In A.M. v Children’s Aid Society of Cape Breton-Victoria, 2005 NSCA 58 Justice Cromwell, as he then was, articulated the appellate standards of review in child protection appeals as follows:

¶ 26 This is an appeal. It is not a retrial on the written record or a chance to second guess the judge's exercise of discretion. The appellate court is not, therefore, to act on the basis of its own fresh assessment of the evidence or to substitute its own exercise of discretion for that of the judge at first instance. This Court is to intervene only if the trial judge erred in legal principle or made a palpable and overriding error in finding the facts. The advantages of the trial judge in appreciating the nuances of the evidence and in weighing the many dimensions of the relevant statutory considerations mean that his decision deserves considerable appellate deference except in the presence of clear and material error. [citations omitted]

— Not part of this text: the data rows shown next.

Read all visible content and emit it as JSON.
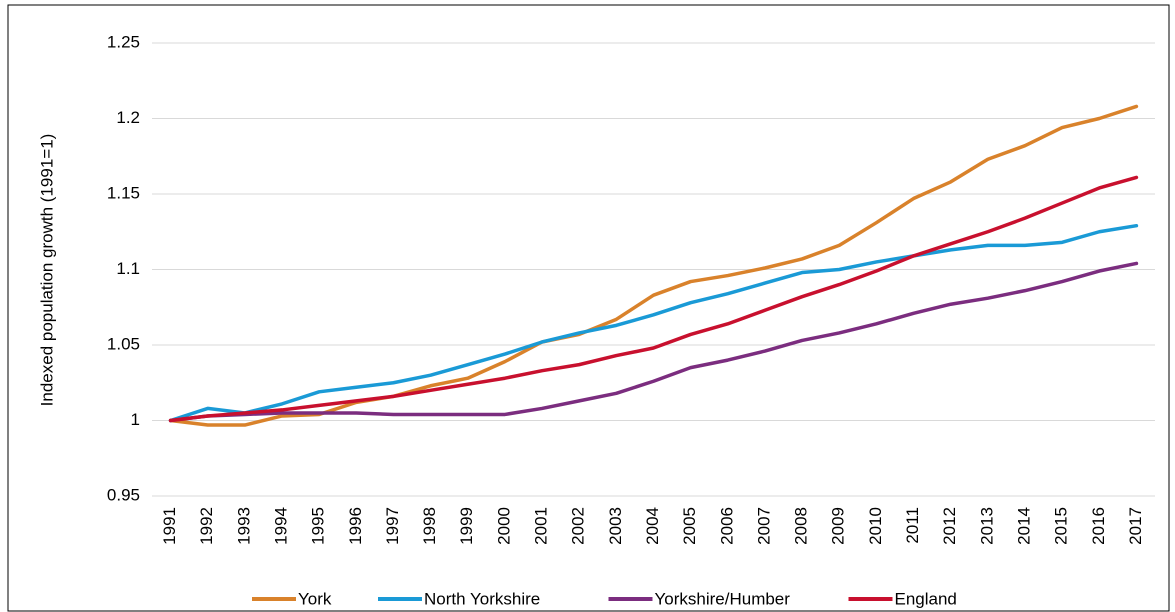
{
  "chart_data": {
    "type": "line",
    "y_label": "Indexed population growth (1991=1)",
    "categories": [
      "1991",
      "1992",
      "1993",
      "1994",
      "1995",
      "1996",
      "1997",
      "1998",
      "1999",
      "2000",
      "2001",
      "2002",
      "2003",
      "2004",
      "2005",
      "2006",
      "2007",
      "2008",
      "2009",
      "2010",
      "2011",
      "2012",
      "2013",
      "2014",
      "2015",
      "2016",
      "2017"
    ],
    "series": [
      {
        "name": "York",
        "color": "#d9822b",
        "values": [
          1,
          0.997,
          0.997,
          1.003,
          1.004,
          1.012,
          1.016,
          1.023,
          1.028,
          1.039,
          1.052,
          1.057,
          1.067,
          1.083,
          1.092,
          1.096,
          1.101,
          1.107,
          1.116,
          1.131,
          1.147,
          1.158,
          1.173,
          1.182,
          1.194,
          1.2,
          1.208
        ]
      },
      {
        "name": "North Yorkshire",
        "color": "#1a9ad6",
        "values": [
          1,
          1.008,
          1.005,
          1.011,
          1.019,
          1.022,
          1.025,
          1.03,
          1.037,
          1.044,
          1.052,
          1.058,
          1.063,
          1.07,
          1.078,
          1.084,
          1.091,
          1.098,
          1.1,
          1.105,
          1.109,
          1.113,
          1.116,
          1.116,
          1.118,
          1.125,
          1.129
        ]
      },
      {
        "name": "Yorkshire/Humber",
        "color": "#7b2d7f",
        "values": [
          1,
          1.003,
          1.004,
          1.005,
          1.005,
          1.005,
          1.004,
          1.004,
          1.004,
          1.004,
          1.008,
          1.013,
          1.018,
          1.026,
          1.035,
          1.04,
          1.046,
          1.053,
          1.058,
          1.064,
          1.071,
          1.077,
          1.081,
          1.086,
          1.092,
          1.099,
          1.104
        ]
      },
      {
        "name": "England",
        "color": "#c8102e",
        "values": [
          1,
          1.003,
          1.005,
          1.007,
          1.01,
          1.013,
          1.016,
          1.02,
          1.024,
          1.028,
          1.033,
          1.037,
          1.043,
          1.048,
          1.057,
          1.064,
          1.073,
          1.082,
          1.09,
          1.099,
          1.109,
          1.117,
          1.125,
          1.134,
          1.144,
          1.154,
          1.161
        ]
      }
    ],
    "ylim": [
      0.95,
      1.25
    ],
    "yticks": [
      0.95,
      1,
      1.05,
      1.1,
      1.15,
      1.2,
      1.25
    ],
    "grid": true,
    "legend": "bottom"
  }
}
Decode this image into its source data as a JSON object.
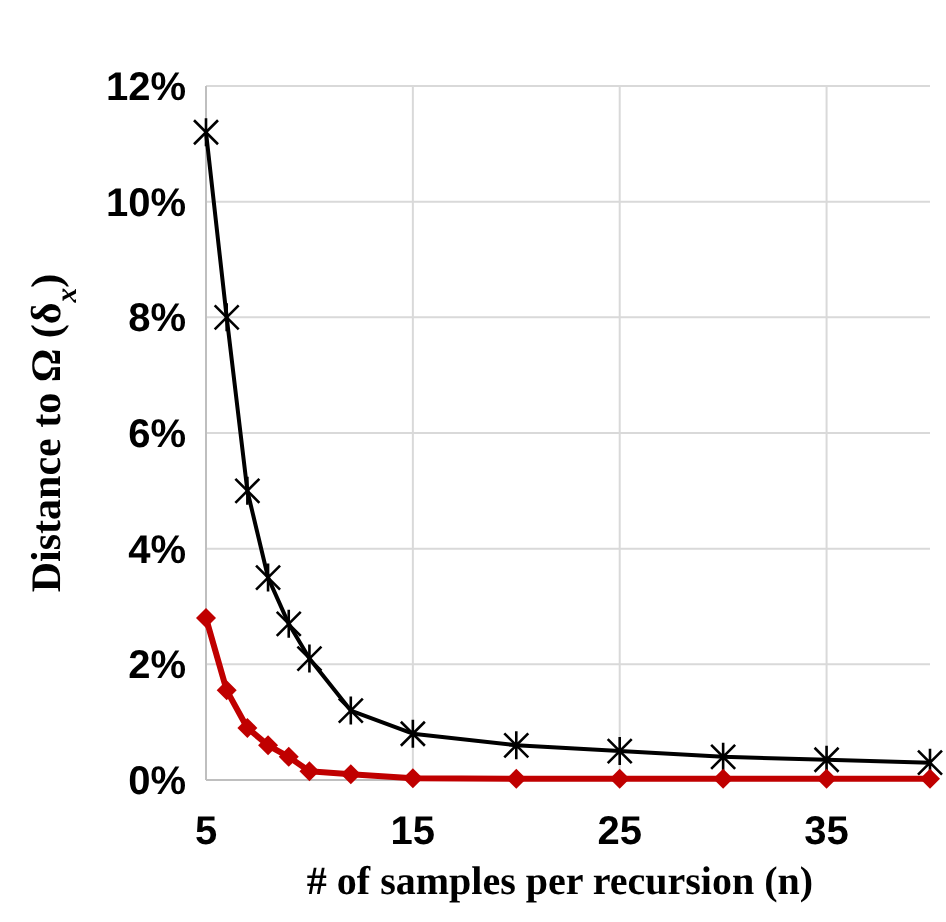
{
  "chart_data": {
    "type": "line",
    "xlabel": "# of samples per recursion (n)",
    "ylabel": "Distance to Ω (δ$_{x}$)",
    "x": [
      5,
      6,
      7,
      8,
      9,
      10,
      12,
      15,
      20,
      25,
      30,
      35,
      40
    ],
    "series": [
      {
        "color": "#000000",
        "marker": "cross",
        "values": [
          11.2,
          8.0,
          5.0,
          3.5,
          2.7,
          2.1,
          1.2,
          0.8,
          0.6,
          0.5,
          0.4,
          0.35,
          0.3
        ]
      },
      {
        "color": "#c00000",
        "marker": "diamond",
        "values": [
          2.8,
          1.55,
          0.9,
          0.6,
          0.4,
          0.15,
          0.1,
          0.03,
          0.02,
          0.02,
          0.02,
          0.02,
          0.02
        ]
      }
    ],
    "xlim": [
      5,
      40
    ],
    "xticks": [
      5,
      15,
      25,
      35
    ],
    "ylim": [
      0,
      12
    ],
    "yticks": [
      {
        "value": 0,
        "label": "0%"
      },
      {
        "value": 2,
        "label": "2%"
      },
      {
        "value": 4,
        "label": "4%"
      },
      {
        "value": 6,
        "label": "6%"
      },
      {
        "value": 8,
        "label": "8%"
      },
      {
        "value": 10,
        "label": "10%"
      },
      {
        "value": 12,
        "label": "12%"
      }
    ],
    "grid": true
  }
}
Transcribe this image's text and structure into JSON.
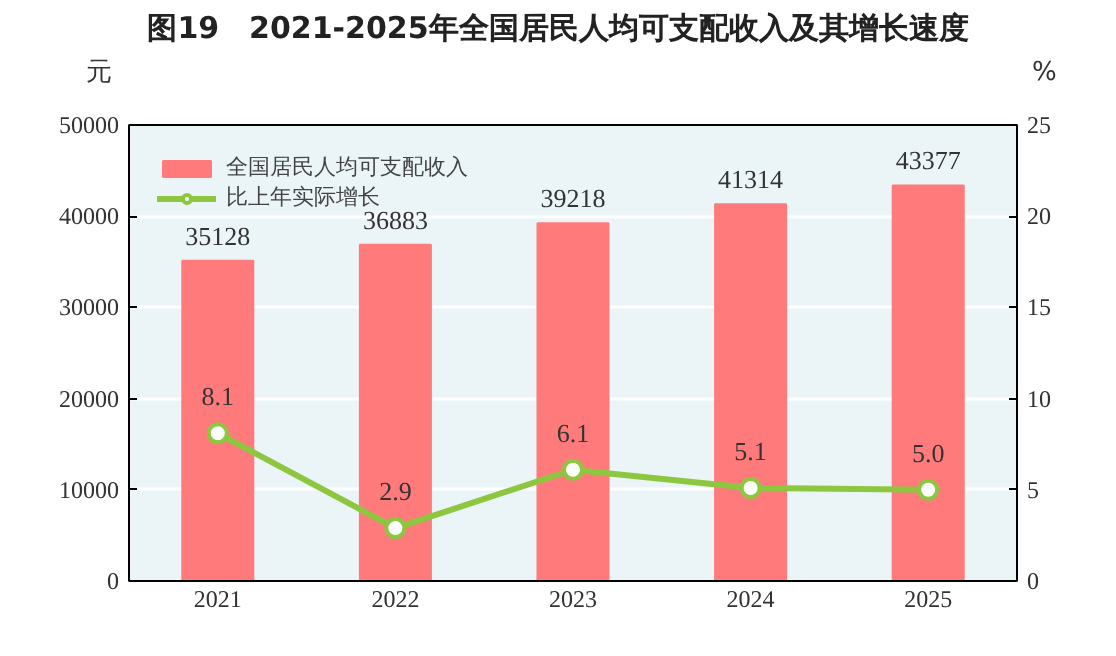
{
  "chart_data": {
    "type": "bar",
    "title": "图19　2021-2025年全国居民人均可支配收入及其增长速度",
    "categories": [
      "2021",
      "2022",
      "2023",
      "2024",
      "2025"
    ],
    "ylabel": "元",
    "y2label": "%",
    "ylim": [
      0,
      50000
    ],
    "yticks": [
      0,
      10000,
      20000,
      30000,
      40000,
      50000
    ],
    "y2lim": [
      0,
      25
    ],
    "y2ticks": [
      0,
      5,
      10,
      15,
      20,
      25
    ],
    "grid": "y",
    "data_labels": true,
    "legend": "top left",
    "marker": "circle",
    "line_style": "solid",
    "series": [
      {
        "name": "全国居民人均可支配收入",
        "color": "#ff7b7b",
        "values": [
          35128,
          36883,
          39218,
          41314,
          43377
        ]
      },
      {
        "name": "比上年实际增长",
        "type": "line",
        "axis": "y2",
        "color": "#8dc63f",
        "values": [
          8.1,
          2.9,
          6.1,
          5.1,
          5.0
        ],
        "value_labels": [
          "8.1",
          "2.9",
          "6.1",
          "5.1",
          "5.0"
        ]
      }
    ]
  }
}
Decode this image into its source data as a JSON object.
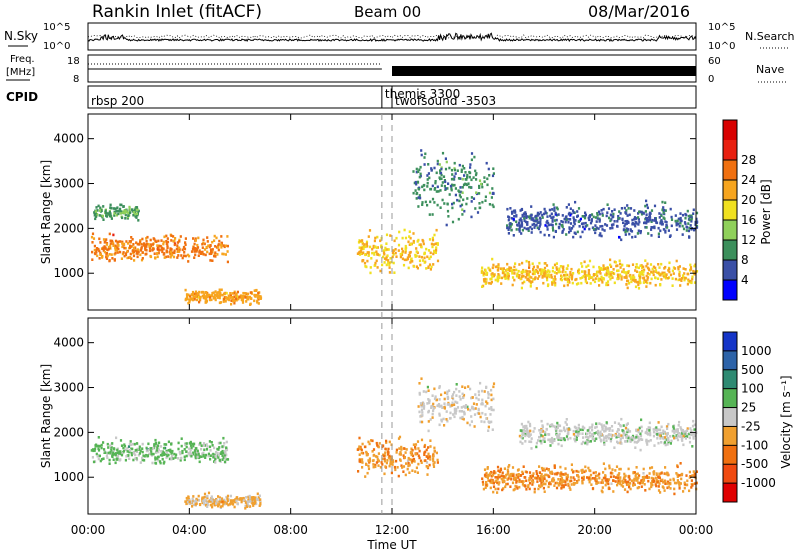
{
  "header": {
    "title": "Rankin Inlet (fitACF)",
    "beam": "Beam 00",
    "date": "08/Mar/2016"
  },
  "side_labels": {
    "nsky": "N.Sky",
    "nsearch": "N.Search",
    "freq_line1": "Freq.",
    "freq_line2": "[MHz]",
    "nave": "Nave",
    "cpid": "CPID"
  },
  "noise_panel": {
    "left_ticks": [
      "10^5",
      "10^0"
    ],
    "right_ticks": [
      "10^5",
      "10^0"
    ]
  },
  "freq_panel": {
    "left_ticks": [
      "18",
      "8"
    ],
    "right_ticks": [
      "60",
      "0"
    ]
  },
  "cpid_panel": {
    "segments": [
      {
        "label": "rbsp 200",
        "start": 0.0
      },
      {
        "label": "themis 3300",
        "start": 11.6
      },
      {
        "label": "twofsound -3503",
        "start": 12.0
      }
    ]
  },
  "axes": {
    "xlabel": "Time UT",
    "xticks": [
      "00:00",
      "04:00",
      "08:00",
      "12:00",
      "16:00",
      "20:00",
      "00:00"
    ],
    "ylabel": "Slant Range [km]",
    "yticks": [
      "1000",
      "2000",
      "3000",
      "4000"
    ]
  },
  "colorbars": {
    "power": {
      "label": "Power [dB]",
      "ticks": [
        "4",
        "8",
        "12",
        "16",
        "20",
        "24",
        "28"
      ],
      "colors": [
        "#0000ff",
        "#3a4fa6",
        "#3c8f5c",
        "#8fd05a",
        "#f0e020",
        "#f7a51f",
        "#f07010",
        "#e82010",
        "#d80000"
      ]
    },
    "velocity": {
      "label": "Velocity [m s⁻¹]",
      "ticks": [
        "1000",
        "500",
        "100",
        "25",
        "-25",
        "-100",
        "-500",
        "-1000"
      ],
      "colors": [
        "#1535c8",
        "#2d63a8",
        "#2e8a72",
        "#56b455",
        "#c8c8c8",
        "#f0a030",
        "#f07010",
        "#f04a10",
        "#e00000"
      ]
    }
  },
  "chart_data": [
    {
      "type": "heatmap",
      "title": "Power",
      "xlabel": "Time UT",
      "ylabel": "Slant Range [km]",
      "xlim": [
        0,
        24
      ],
      "ylim": [
        180,
        4550
      ],
      "color_scale_label": "Power [dB]",
      "color_scale_range": [
        0,
        32
      ],
      "scatter_regions": [
        {
          "t_start": 0.1,
          "t_end": 5.5,
          "range_center": 1600,
          "range_halfwidth": 380,
          "value": 22
        },
        {
          "t_start": 0.2,
          "t_end": 2.0,
          "range_center": 2400,
          "range_halfwidth": 250,
          "value": 10
        },
        {
          "t_start": 3.8,
          "t_end": 6.8,
          "range_center": 500,
          "range_halfwidth": 200,
          "value": 20
        },
        {
          "t_start": 10.6,
          "t_end": 13.8,
          "range_center": 1500,
          "range_halfwidth": 600,
          "value": 18
        },
        {
          "t_start": 12.8,
          "t_end": 16.0,
          "range_center": 3000,
          "range_halfwidth": 1000,
          "value": 8
        },
        {
          "t_start": 15.5,
          "t_end": 24.0,
          "range_center": 1000,
          "range_halfwidth": 400,
          "value": 18
        },
        {
          "t_start": 16.5,
          "t_end": 24.0,
          "range_center": 2200,
          "range_halfwidth": 500,
          "value": 6
        }
      ]
    },
    {
      "type": "heatmap",
      "title": "Velocity",
      "xlabel": "Time UT",
      "ylabel": "Slant Range [km]",
      "xlim": [
        0,
        24
      ],
      "ylim": [
        180,
        4550
      ],
      "color_scale_label": "Velocity [m s⁻¹]",
      "color_scale_range": [
        -1000,
        1000
      ],
      "scatter_regions": [
        {
          "t_start": 0.1,
          "t_end": 5.5,
          "range_center": 1600,
          "range_halfwidth": 380,
          "value": 150
        },
        {
          "t_start": 3.8,
          "t_end": 6.8,
          "range_center": 500,
          "range_halfwidth": 200,
          "value": -150
        },
        {
          "t_start": 10.6,
          "t_end": 13.8,
          "range_center": 1500,
          "range_halfwidth": 600,
          "value": -300
        },
        {
          "t_start": 13.0,
          "t_end": 16.0,
          "range_center": 2600,
          "range_halfwidth": 700,
          "value": -50
        },
        {
          "t_start": 15.5,
          "t_end": 24.0,
          "range_center": 1000,
          "range_halfwidth": 400,
          "value": -300
        },
        {
          "t_start": 17.0,
          "t_end": 24.0,
          "range_center": 2000,
          "range_halfwidth": 400,
          "value": 20
        }
      ]
    }
  ]
}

[17]         Having reviewed the record and considered the submissions of CT and the Minister we are satisfied the judge correctly identified the legal principles that govern her analysis. Her findings of fact are solidly supported in the record. The judge’s application of law to the facts, as she properly found them, demonstrate no error. Further there is no substance to CT’s complaints of unfair or unequal treatment.

[18]         In conclusion and with respect, considering the record and the judge’s reasons, CT has not established any cause for appellate intervention. We dismiss the appeal.

 

                                                Van den Eynden, J.A.

                                                Scanlan, J. A.

                                                Beaton, J.A.